Lincoln followed Adam and his security detail through the White House corridors before they entered a briefing room. Adam motioned for Lincoln and his team to stand at the back. The large conference table was full of generals, economic advisors, diplomats, and several people who wore WHO and CDC badges.

Adam took a seat beside President Whitaker. The man was in his late fifties, but he was toned and fit. His expression was solemn as he surveyed the room, even meeting the eyes of Lincoln and his team before he spoke. He was good leader and a man to be respected. Adam wouldn’t have agreed to run as his VP otherwise, which meant Lincoln trusted Whitaker too.

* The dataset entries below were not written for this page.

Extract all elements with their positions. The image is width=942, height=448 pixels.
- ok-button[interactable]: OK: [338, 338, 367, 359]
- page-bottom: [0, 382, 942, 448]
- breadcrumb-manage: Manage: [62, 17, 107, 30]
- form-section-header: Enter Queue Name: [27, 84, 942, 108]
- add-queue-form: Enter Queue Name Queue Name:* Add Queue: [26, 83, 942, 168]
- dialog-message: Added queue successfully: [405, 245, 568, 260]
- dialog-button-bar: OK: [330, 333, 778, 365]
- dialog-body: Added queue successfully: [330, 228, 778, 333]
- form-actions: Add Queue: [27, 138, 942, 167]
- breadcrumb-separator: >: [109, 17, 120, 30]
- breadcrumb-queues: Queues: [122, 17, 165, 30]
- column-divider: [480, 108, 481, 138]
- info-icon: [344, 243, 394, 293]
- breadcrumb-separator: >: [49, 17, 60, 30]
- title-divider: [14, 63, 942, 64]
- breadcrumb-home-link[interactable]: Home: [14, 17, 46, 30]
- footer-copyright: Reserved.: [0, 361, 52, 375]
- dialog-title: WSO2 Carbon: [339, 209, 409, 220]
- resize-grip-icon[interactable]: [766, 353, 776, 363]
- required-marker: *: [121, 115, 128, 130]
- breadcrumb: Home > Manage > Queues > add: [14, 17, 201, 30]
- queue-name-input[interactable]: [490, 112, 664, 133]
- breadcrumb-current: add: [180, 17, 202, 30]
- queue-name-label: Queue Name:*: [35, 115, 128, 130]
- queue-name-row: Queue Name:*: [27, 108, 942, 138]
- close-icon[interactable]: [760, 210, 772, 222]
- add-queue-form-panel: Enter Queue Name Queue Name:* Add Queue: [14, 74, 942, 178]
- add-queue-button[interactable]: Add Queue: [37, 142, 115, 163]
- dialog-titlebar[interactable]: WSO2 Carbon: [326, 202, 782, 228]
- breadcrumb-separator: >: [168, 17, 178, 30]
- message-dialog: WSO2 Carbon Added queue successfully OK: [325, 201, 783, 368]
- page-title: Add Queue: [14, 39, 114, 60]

“We’re facing a crisis. What is spoken of in this room todaymust notleave this room. We can’t have the country falling into chaos, not before we can present a solution.”

Lincoln banished the memories from his mind as he stared into the darkness of the backyard. Those men and women were gone, ghosts who lived only in his memories.

Death was a funny thing. It robbed the dead of their blood, their breath, their very existence, yet within the mind of another person, they still somehow went on, even if they were faded copies, muted and limited. Flashes of Adam’s face, his sunken eyes pleading for the end, would never stop haunting him.

I did my duty. I did what was required of me.

But he could still feel the blood on his hands, invisible, yet there, burning into his palms like fire. He rubbed at his right hand, massaging the muscles, and tried to focus on Caroline. She needed him now. The past was the past, and he couldn’t undo any of it.

He wearily climbed the stairs and headed for the master bedroom. When he opened the door, Caroline was passed out, her lantern still on. She had either forgotten to turn it off or she had needed the comfort of a night-light. Either way, he could hardly blame her.

During those first few nights in the bunker, he’d listened to the sounds of the other men settling in the next room, making tense jokes and hearing the creak of metal cot frames as they all tried to get to sleep. He’d never been afraid of the dark until that first night. With twenty feet of earth and concrete between him and the sky, he’d felt like he couldn’t breathe. He was buried alive. They all were. His vision had blurred, and he’d struggled to get air into his lungs. He’d fallen off his cot, clutching his chest as panic got a death grip on his throat.

Then his door had opened, and Adam stood there, a camping lantern hanging from one hand. He’d set the lantern on the bedside table, touched Lincoln’s shoulder where he knelt by the bed, and then left the room without a word.

Seeing the light, knowing he wasn’t in a tomb, had given him back his ability to breathe. After a moment, he’d gotten back into bed, rolled onto his side, and closed his eyes, the light of the lantern illuminating the backs of his eyelids. In time, he managed to sleep.

Now Lincoln stared down at Caroline, hoping she didn’t suffer the same nightmares he had. They were free, aboveground, with the moon and the wind outside. Perhaps it was the emptiness of the darkness that scared her rather than the suffocation of it. He reached out and brushed a lock of hair away from her forehead. Her lips curved suddenly, just the slightest bit, as though she was dreaming of something nice. Thank God she still had good dreams. God knew he sure didn’t.